In planning for an Active Directory network, I need to figure out how many Windows Home versions there are on our network so I can calculate the costs of upgrades. From what I’ve gathered in using Nmap’s “-O” option, it will only tell give me results such as “Windows XP” or “Windows 7”; it won’t detail specifically if it’s Home or Pro. I posted a new thread on EthicalHacker.net (highly recommend this site/forum, by the way) and posted on Twitter to see if there was a way to figure this out remotely so that I didn’t have to visit each machine (if you haven’t also gathered, this process will be helping create an updated database of machines on the network as well).
I got 2 replies back rather quickly on EH-net (thanks dynamik and tturner!): one suggesting to use “psexec systeminfo” and the other using WMIC. @JGamblin on Twitter also suggested “psexec systeminfo”. Here’s the psexec and the WMIC suggestions:
psexec systeminfo | findstr /B /C:”OS Name” /C:”OS Version”
wmic /node:machinename /user:username os get | find “Windows Home”
**It was also said that “Windows Home” may not be the exact string in the WMIC query there, but that’s easily tweaked.
I’ve played around with the pstools before so I was a little familiar with them, but didn’t know about the systeminfo command of psexec. As for WMIC, I’ve never used it, let alone heard of it. Research and testing time!
I gave both a whirl to check the output and if they’d work given our current network setup. I found that they both worked, except that given the way both of these methods queried the remote systems, they required valid usernames and passwords on the remote systems…and this would be impossible to do with the way the machines are currently setup: no standard admin account on every machine (something else I know I’m going to have to remedy before implementing AD – it’s on the list).

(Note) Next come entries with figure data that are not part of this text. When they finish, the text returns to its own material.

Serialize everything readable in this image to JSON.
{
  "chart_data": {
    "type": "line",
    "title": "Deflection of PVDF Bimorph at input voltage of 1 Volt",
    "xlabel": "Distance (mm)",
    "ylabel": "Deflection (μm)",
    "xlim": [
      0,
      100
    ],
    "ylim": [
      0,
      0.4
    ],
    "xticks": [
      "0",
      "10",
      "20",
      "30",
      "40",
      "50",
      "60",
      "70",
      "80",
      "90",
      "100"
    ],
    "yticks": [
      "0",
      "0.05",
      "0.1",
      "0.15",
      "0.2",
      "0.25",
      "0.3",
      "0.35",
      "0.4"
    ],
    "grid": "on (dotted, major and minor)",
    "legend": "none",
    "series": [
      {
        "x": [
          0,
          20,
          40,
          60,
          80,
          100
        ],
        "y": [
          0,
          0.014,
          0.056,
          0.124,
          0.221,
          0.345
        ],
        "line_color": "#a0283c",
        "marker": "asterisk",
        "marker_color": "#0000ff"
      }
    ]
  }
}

Not too long after, I got another reply on EH-net (thanks hell_razor!) suggesting an nmap NSE script:
nmap -sS -p 445 –script=smb-os-discovery.nse target_ip
I got varied results with this, but I think it depends on the operating system. It would show “Home” or “Professional” for Windows Vista or Windows 7 systems, but not when it came to Windows XP. Regardless, since psexec and WMIC require credentials to get the OS info, I decided to go the nmap NSE script route.
If you couldn’t tell already from the script name (smb-os-discovery), it works by connecting to each system via the SMB protocol over port 445 or 139 using the anonymous account if no account is specified (I just used the anonymous account). This script retrieves not only the OS, but the company name, domain/workgroup, time on the remote system, etc. Some good information not just for my purpose here, but also for attackers.